A people of death
Last Sunday, I was once again treated to a thought-provoking homily by Fr. Carlo Lacang, SJ. The Gospel was about vigilance for the “end times.” Father Lacang used the message to focus on our tendency to view death as final, despairing, hopeless.
He shared stories from his ministry. A woman with terminal cancer who, despite the “due date” her doctor had given her, strove to survive so that she could be a mother to her young children. A woman imprisoned for a crime she did not commit, now teaching her fellow inmates to read and write so that they can understand their legal documents. An athlete who poured all his strength into a make-or-break game, but lost, then found the courage to try harder so that he could compete better next time.

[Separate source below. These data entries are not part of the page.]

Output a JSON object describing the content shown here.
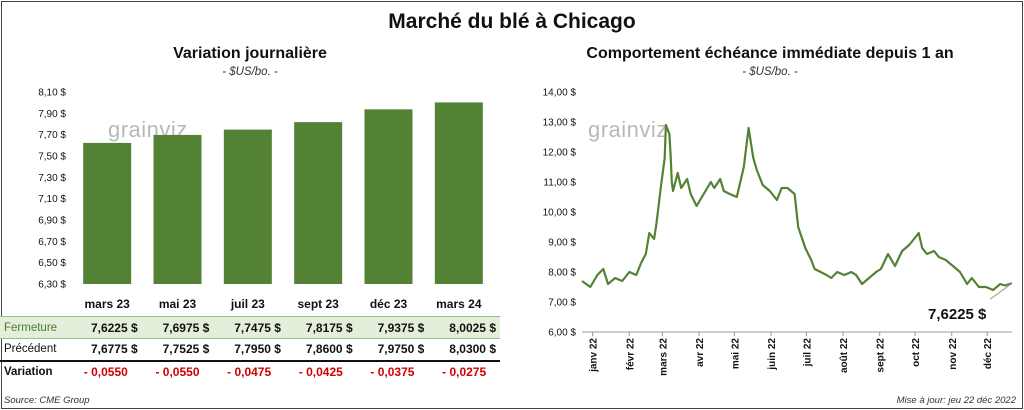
{
  "main_title": "Marché du blé à Chicago",
  "left_chart": {
    "title": "Variation  journalière",
    "subtitle": "- $US/bo. -",
    "logo": "grainviz",
    "y_ticks": [
      "8,10 $",
      "7,90 $",
      "7,70 $",
      "7,50 $",
      "7,30 $",
      "7,10 $",
      "6,90 $",
      "6,70 $",
      "6,50 $",
      "6,30 $"
    ]
  },
  "right_chart": {
    "title": "Comportement  échéance immédiate depuis 1 an",
    "subtitle": "- $US/bo. -",
    "logo": "grainviz",
    "y_ticks": [
      "14,00 $",
      "13,00 $",
      "12,00 $",
      "11,00 $",
      "10,00 $",
      "9,00 $",
      "8,00 $",
      "7,00 $",
      "6,00 $"
    ],
    "x_ticks": [
      "janv 22",
      "févr 22",
      "mars 22",
      "avr 22",
      "mai 22",
      "juin 22",
      "juil 22",
      "août 22",
      "sept 22",
      "oct 22",
      "nov 22",
      "déc 22"
    ],
    "last_value_label": "7,6225 $"
  },
  "table": {
    "row_labels": {
      "close": "Fermeture",
      "prev": "Précédent",
      "change": "Variation"
    },
    "close": [
      "7,6225  $",
      "7,6975  $",
      "7,7475  $",
      "7,8175  $",
      "7,9375  $",
      "8,0025  $"
    ],
    "prev": [
      "7,6775  $",
      "7,7525  $",
      "7,7950  $",
      "7,8600  $",
      "7,9750  $",
      "8,0300  $"
    ],
    "change": [
      "- 0,0550",
      "- 0,0550",
      "- 0,0475",
      "- 0,0425",
      "- 0,0375",
      "- 0,0275"
    ]
  },
  "footer": {
    "source": "Source: CME Group",
    "updated": "Mise à jour: jeu 22 déc 2022"
  },
  "colors": {
    "bar": "#548235",
    "line": "#548235",
    "negative": "#d00000"
  },
  "chart_data": [
    {
      "type": "bar",
      "title": "Variation  journalière",
      "ylabel": "$US/bo.",
      "categories": [
        "mars 23",
        "mai 23",
        "juil 23",
        "sept 23",
        "déc 23",
        "mars 24"
      ],
      "values": [
        7.6225,
        7.6975,
        7.7475,
        7.8175,
        7.9375,
        8.0025
      ],
      "ylim": [
        6.3,
        8.1
      ],
      "grid": false,
      "legend": "none"
    },
    {
      "type": "line",
      "title": "Comportement  échéance immédiate depuis 1 an",
      "ylabel": "$US/bo.",
      "ylim": [
        6.0,
        14.0
      ],
      "grid": false,
      "legend": "none",
      "x": [
        "2021-12-23",
        "2021-12-30",
        "2022-01-05",
        "2022-01-10",
        "2022-01-14",
        "2022-01-20",
        "2022-01-26",
        "2022-02-01",
        "2022-02-07",
        "2022-02-11",
        "2022-02-15",
        "2022-02-18",
        "2022-02-22",
        "2022-02-24",
        "2022-02-28",
        "2022-03-03",
        "2022-03-04",
        "2022-03-07",
        "2022-03-08",
        "2022-03-09",
        "2022-03-10",
        "2022-03-14",
        "2022-03-17",
        "2022-03-22",
        "2022-03-25",
        "2022-03-30",
        "2022-04-05",
        "2022-04-11",
        "2022-04-14",
        "2022-04-19",
        "2022-04-22",
        "2022-04-27",
        "2022-05-03",
        "2022-05-09",
        "2022-05-13",
        "2022-05-17",
        "2022-05-20",
        "2022-05-25",
        "2022-05-31",
        "2022-06-06",
        "2022-06-10",
        "2022-06-15",
        "2022-06-21",
        "2022-06-24",
        "2022-06-30",
        "2022-07-05",
        "2022-07-08",
        "2022-07-13",
        "2022-07-18",
        "2022-07-22",
        "2022-07-27",
        "2022-08-02",
        "2022-08-08",
        "2022-08-12",
        "2022-08-17",
        "2022-08-23",
        "2022-08-29",
        "2022-09-02",
        "2022-09-08",
        "2022-09-14",
        "2022-09-20",
        "2022-09-26",
        "2022-09-30",
        "2022-10-04",
        "2022-10-07",
        "2022-10-11",
        "2022-10-17",
        "2022-10-21",
        "2022-10-27",
        "2022-11-02",
        "2022-11-08",
        "2022-11-14",
        "2022-11-18",
        "2022-11-24",
        "2022-11-30",
        "2022-12-06",
        "2022-12-12",
        "2022-12-16",
        "2022-12-22"
      ],
      "series": [
        {
          "values": [
            7.7,
            7.5,
            7.9,
            8.1,
            7.6,
            7.8,
            7.7,
            8.0,
            7.9,
            8.3,
            8.6,
            9.3,
            9.1,
            9.6,
            10.9,
            11.8,
            12.9,
            12.6,
            11.9,
            11.0,
            10.7,
            11.3,
            10.8,
            11.1,
            10.6,
            10.2,
            10.6,
            11.0,
            10.8,
            11.1,
            10.7,
            10.6,
            10.5,
            11.5,
            12.8,
            11.8,
            11.4,
            10.9,
            10.7,
            10.4,
            10.8,
            10.8,
            10.6,
            9.5,
            8.8,
            8.4,
            8.1,
            8.0,
            7.9,
            7.8,
            8.0,
            7.9,
            8.0,
            7.9,
            7.6,
            7.8,
            8.0,
            8.1,
            8.6,
            8.2,
            8.7,
            8.9,
            9.1,
            9.3,
            8.8,
            8.6,
            8.7,
            8.5,
            8.4,
            8.2,
            8.0,
            7.6,
            7.8,
            7.5,
            7.5,
            7.4,
            7.6,
            7.55,
            7.6225
          ]
        }
      ]
    }
  ]
}
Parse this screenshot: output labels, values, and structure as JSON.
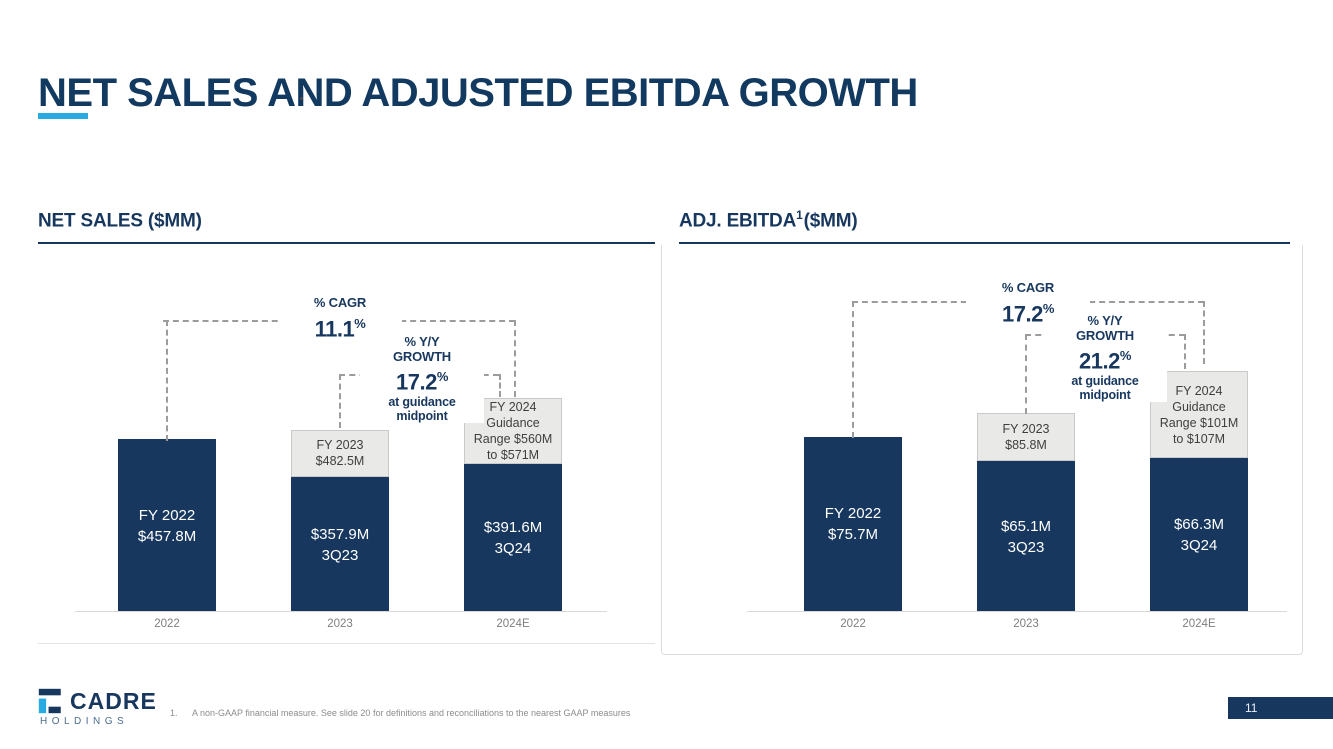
{
  "slide": {
    "title": "NET SALES AND ADJUSTED EBITDA GROWTH",
    "page_number": "11",
    "logo": {
      "brand": "CADRE",
      "sub": "HOLDINGS"
    },
    "footnote": {
      "number": "1.",
      "text": "A non-GAAP financial measure. See slide 20 for definitions and reconciliations to the nearest GAAP measures"
    }
  },
  "colors": {
    "navy": "#17375E",
    "accent_blue": "#29ABE2",
    "callout_fill": "#E9E9E8",
    "callout_border": "#C9C9C9",
    "dash_gray": "#9C9C9C",
    "axis_label_gray": "#7F7F7F"
  },
  "chart_data": [
    {
      "type": "bar",
      "title": "NET SALES ($MM)",
      "title_sup": "",
      "title_rest": "",
      "categories": [
        "2022",
        "2023",
        "2024E"
      ],
      "ylim": [
        0,
        600
      ],
      "legend": "none",
      "bars": [
        {
          "category": "2022",
          "navy_value": 457.8,
          "total_value": 457.8,
          "bar_lines": [
            "FY 2022",
            "$457.8M"
          ],
          "callout_lines": []
        },
        {
          "category": "2023",
          "navy_value": 357.9,
          "total_value": 482.5,
          "bar_lines": [
            "$357.9M",
            "3Q23"
          ],
          "callout_lines": [
            "FY 2023",
            "$482.5M"
          ]
        },
        {
          "category": "2024E",
          "navy_value": 391.6,
          "total_value": 565.5,
          "bar_lines": [
            "$391.6M",
            "3Q24"
          ],
          "callout_lines": [
            "FY 2024",
            "Guidance",
            "Range $560M",
            "to $571M"
          ]
        }
      ],
      "annotations": {
        "cagr": {
          "label": "% CAGR",
          "value": "11.1",
          "unit": "%"
        },
        "yoy": {
          "label_line1": "% Y/Y",
          "label_line2": "GROWTH",
          "value": "17.2",
          "unit": "%",
          "note_line1": "at guidance",
          "note_line2": "midpoint"
        }
      }
    },
    {
      "type": "bar",
      "title": "ADJ. EBITDA",
      "title_sup": "1",
      "title_rest": "($MM)",
      "categories": [
        "2022",
        "2023",
        "2024E"
      ],
      "ylim": [
        0,
        110
      ],
      "legend": "none",
      "bars": [
        {
          "category": "2022",
          "navy_value": 75.7,
          "total_value": 75.7,
          "bar_lines": [
            "FY 2022",
            "$75.7M"
          ],
          "callout_lines": []
        },
        {
          "category": "2023",
          "navy_value": 65.1,
          "total_value": 85.8,
          "bar_lines": [
            "$65.1M",
            "3Q23"
          ],
          "callout_lines": [
            "FY 2023",
            "$85.8M"
          ]
        },
        {
          "category": "2024E",
          "navy_value": 66.3,
          "total_value": 104.0,
          "bar_lines": [
            "$66.3M",
            "3Q24"
          ],
          "callout_lines": [
            "FY 2024",
            "Guidance",
            "Range $101M",
            "to $107M"
          ]
        }
      ],
      "annotations": {
        "cagr": {
          "label": "% CAGR",
          "value": "17.2",
          "unit": "%"
        },
        "yoy": {
          "label_line1": "% Y/Y",
          "label_line2": "GROWTH",
          "value": "21.2",
          "unit": "%",
          "note_line1": "at guidance",
          "note_line2": "midpoint"
        }
      }
    }
  ]
}
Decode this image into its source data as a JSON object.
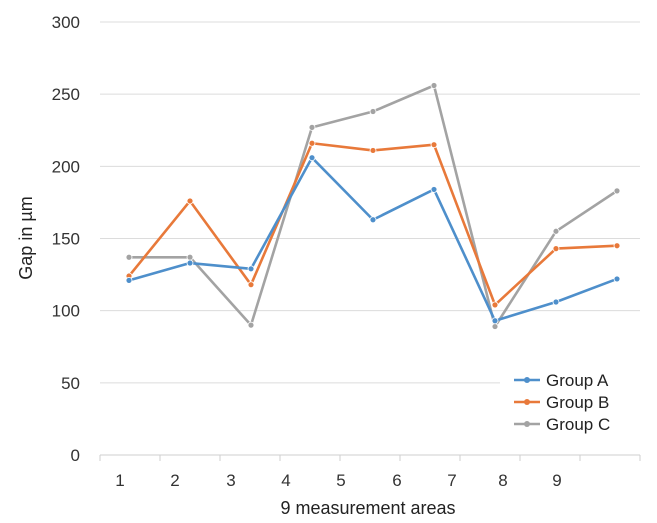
{
  "chart_data": {
    "type": "line",
    "title": "",
    "xlabel": "9 measurement areas",
    "ylabel": "Gap in µm",
    "ylim": [
      0,
      300
    ],
    "yticks": [
      0,
      50,
      100,
      150,
      200,
      250,
      300
    ],
    "xtick_labels": [
      "1",
      "2",
      "3",
      "4",
      "5",
      "6",
      "7",
      "8",
      "9"
    ],
    "grid": "horizontal",
    "legend_position": "bottom-right",
    "series": [
      {
        "name": "Group A",
        "color": "#4e8fcb",
        "values": [
          121,
          133,
          129,
          206,
          163,
          184,
          93,
          106,
          122
        ]
      },
      {
        "name": "Group B",
        "color": "#e8793a",
        "values": [
          124,
          176,
          118,
          216,
          211,
          215,
          104,
          143,
          145
        ]
      },
      {
        "name": "Group C",
        "color": "#a3a3a3",
        "values": [
          137,
          137,
          90,
          227,
          238,
          256,
          89,
          155,
          183
        ]
      }
    ]
  }
}
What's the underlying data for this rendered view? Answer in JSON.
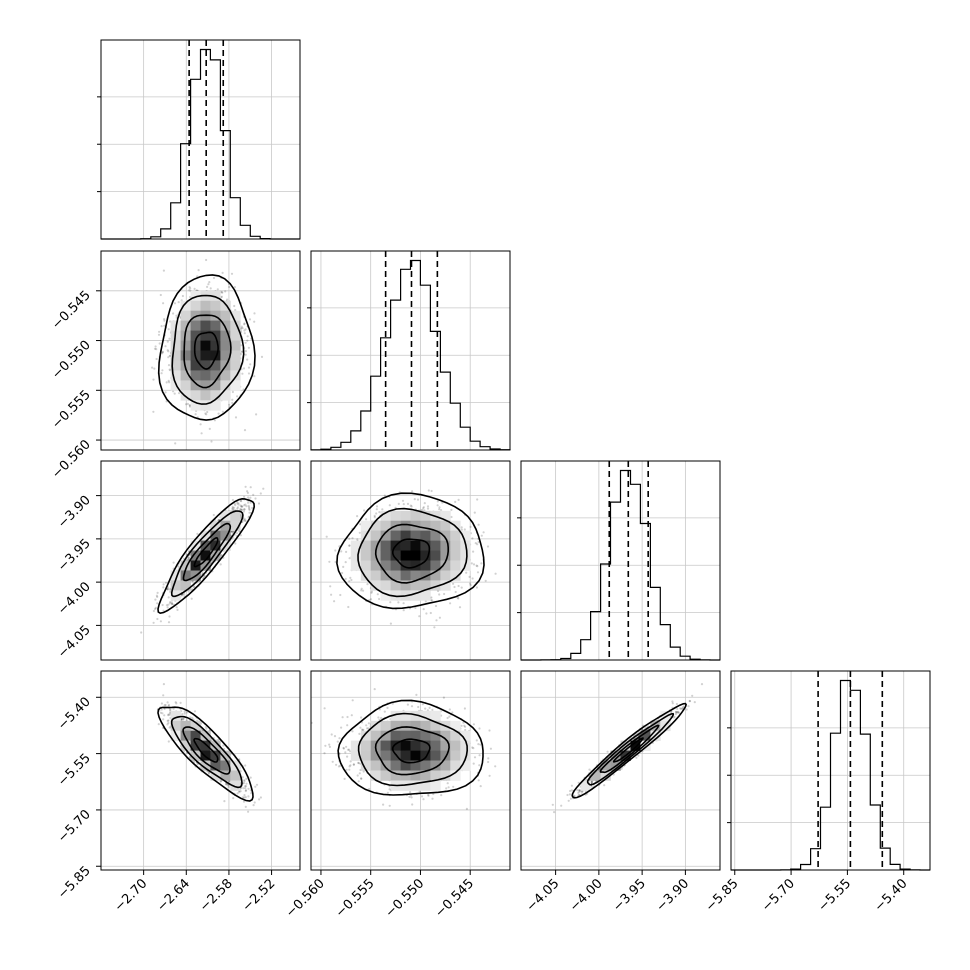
{
  "chart_data": {
    "type": "corner",
    "grid": true,
    "parameters": [
      {
        "range": [
          -2.76,
          -2.48
        ],
        "mean": -2.612,
        "sd": 0.0235,
        "quantiles": [
          -2.636,
          -2.612,
          -2.588
        ],
        "ticks": [
          -2.7,
          -2.64,
          -2.58,
          -2.52
        ],
        "tick_labels": [
          "−2.70",
          "−2.64",
          "−2.58",
          "−2.52"
        ]
      },
      {
        "range": [
          -0.561,
          -0.541
        ],
        "mean": -0.5509,
        "sd": 0.0026,
        "quantiles": [
          -0.5535,
          -0.5509,
          -0.5483
        ],
        "ticks": [
          -0.56,
          -0.555,
          -0.55,
          -0.545
        ],
        "tick_labels": [
          "−0.560",
          "−0.555",
          "−0.550",
          "−0.545"
        ]
      },
      {
        "range": [
          -4.09,
          -3.86
        ],
        "mean": -3.966,
        "sd": 0.0235,
        "quantiles": [
          -3.988,
          -3.966,
          -3.943
        ],
        "ticks": [
          -4.05,
          -4.0,
          -3.95,
          -3.9
        ],
        "tick_labels": [
          "−4.05",
          "−4.00",
          "−3.95",
          "−3.90"
        ]
      },
      {
        "range": [
          -5.86,
          -5.33
        ],
        "mean": -5.542,
        "sd": 0.0445,
        "quantiles": [
          -5.628,
          -5.542,
          -5.457
        ],
        "ticks": [
          -5.85,
          -5.7,
          -5.55,
          -5.4
        ],
        "tick_labels": [
          "−5.85",
          "−5.70",
          "−5.55",
          "−5.40"
        ]
      }
    ],
    "correlations": [
      [
        1,
        0.05,
        0.9,
        -0.85
      ],
      [
        0.05,
        1,
        0.05,
        0.0
      ],
      [
        0.9,
        0.05,
        1,
        0.97
      ],
      [
        -0.85,
        0.0,
        0.97,
        1
      ]
    ],
    "correlations_note": "estimated from the shape of each 2D panel",
    "contour_levels_sigma": [
      0.5,
      1.0,
      1.5,
      2.0
    ],
    "histogram_bins": 20,
    "scatter_points_per_panel": 1800
  }
}
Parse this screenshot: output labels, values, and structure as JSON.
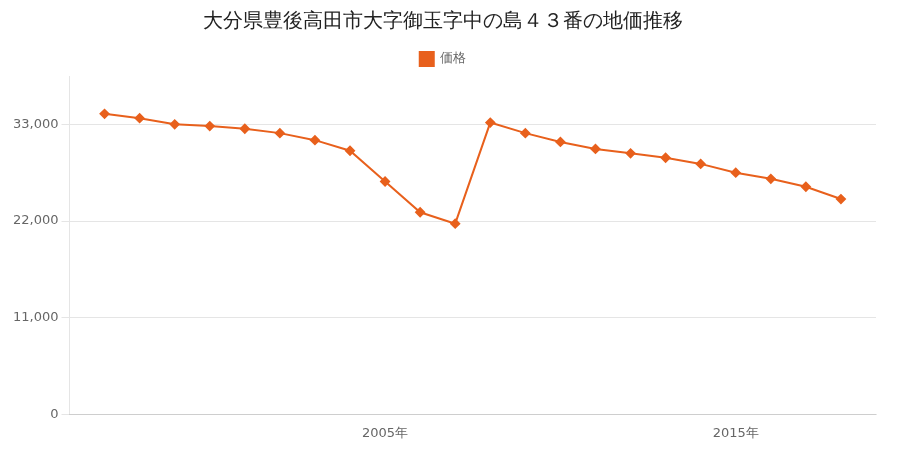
{
  "chart_data": {
    "type": "line",
    "title": "大分県豊後高田市大字御玉字中の島４３番の地価推移",
    "legend": "top",
    "grid": "y",
    "x": [
      1997,
      1998,
      1999,
      2000,
      2001,
      2002,
      2003,
      2004,
      2005,
      2006,
      2007,
      2008,
      2009,
      2010,
      2011,
      2012,
      2013,
      2014,
      2015,
      2016,
      2017,
      2018
    ],
    "xlim": [
      1996,
      2019
    ],
    "xticks": [
      {
        "value": 2005,
        "label": "2005年"
      },
      {
        "value": 2015,
        "label": "2015年"
      }
    ],
    "ylim": [
      0,
      38500
    ],
    "yticks": [
      0,
      {
        "value": 11000,
        "label": "11,000"
      },
      {
        "value": 22000,
        "label": "22,000"
      },
      {
        "value": 33000,
        "label": "33,000"
      }
    ],
    "series": [
      {
        "name": "価格",
        "color": "#e8601c",
        "marker": "diamond",
        "values": [
          34200,
          33700,
          33000,
          32800,
          32500,
          32000,
          31200,
          30000,
          26500,
          23000,
          21700,
          33200,
          32000,
          31000,
          30200,
          29700,
          29200,
          28500,
          27500,
          26800,
          25900,
          24500
        ]
      }
    ]
  }
}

They had all faced a form of death, he said: the loss of life, freedom, a dream–and yet they looked death in the face, lived fearlessly, became a gift to others. They did not blind themselves to their worries by living in reckless, self-serving abandon. Instead, they found joy in serving others as whole, gifted, imperfect humans, comforted with not being in control.
He called it the Paschal death, the acceptance of the inevitable, using the knowledge of the finitude and fragility of life to “accept all gifts with grateful and trembling hands.” We could be the people of death, he said, they who could see dying–and its many forms–as a new beginning.
The idea of being called a people of death seemed to clash with what should be our condemnation of the culture of death, which St. John Paul II wrote about in his 1995 encyclical Evangelium Vitae (The Gospel of Life). In it, he decried a modern society that seemed enlightened on its surface, but which espoused misguided notions of freedom and progress.
Such notions, he said, contribute to a culture of death: when freedom leads to destruction rather than respect for the life of every human person, when people use privilege to define which human lives deserve protection and which do not.
The culture of death, therefore, treats human life as a commodity that can be labeled, monetized, owned, rather than recognized as having “inherent dignity” and “be treated with the utmost respect.”
This culture, he claimed, came from society’s loss of a sense of God. Read closely: it is not the lack of religious belief, but a decline in spirituality–a failure to recognize that one is not always in control, that there are forces beyond our knowledge that govern the hidden machineries of the universe, that there are miracles still worth our wonder and awe.
When this is read critically, we can find two things.
One: even religious people participate in the culture of death when they do not value all life, when they forget that all life arises from God. They are the ones whom the Gospel of Matthew says honor God only with their lips, not their hearts.
Two: we participate in the culture of death when our actions (aside from those already mentioned in Evangelium Vitae) lead to a stripping of the dignity of life.
When we ignore the continued abuse and oppression of the poor by allowing the rich to take away their land, or to build gated communities that drive up the value of land so that the less fortunate are forced to live in hazard-prone areas at the price of the comfort of the privileged few.
When we shrug because we believe we are powerless to stop climate change, even as our smallest actions exacerbate the extreme weather, killing thousands across the world.
When we turn away those who seek asylum because they did not go through the “proper channels,” even as they are fleeing places of great conflict, even as they suffer more than we did when we were once in their position.
When we allow people to carry deadly weapons even when we have seen, over and over, how such weapons have killed the innocent, whether they were sitting in their classrooms or dreaming dreams in what they thought was the comfort of their home.
When we vote for those who glorify murder.
To reduce morality to political parties? That, too, is part of the culture of death when it focuses on ideology and votes, and forgets that every minute of anyone’s life on earth, from the cradle to the grave, must be sustained with goodness, dignity, safety.
The culture of death constructs death as a fear to cripple us, rather than a prompt to live a meaningful life.
This is perhaps where the people of death can join in condemning the culture of death. When we face the inevitability of death, Father Lacang said, we strive to live a fulfilling life. Not one where we shut out the world and focus on ourselves, but one where we find joy in being of service to others.
We fear death because we believe it is terminal. To this, I add: aren’t terminals also places for a vehicle to stop, and then go to many places yet?
If so, then the people of death are those who use their lives to refashion a world of deeper joy, for the good of all humanity–before they reach the terminal, take a trip, and go off on their next great adventure.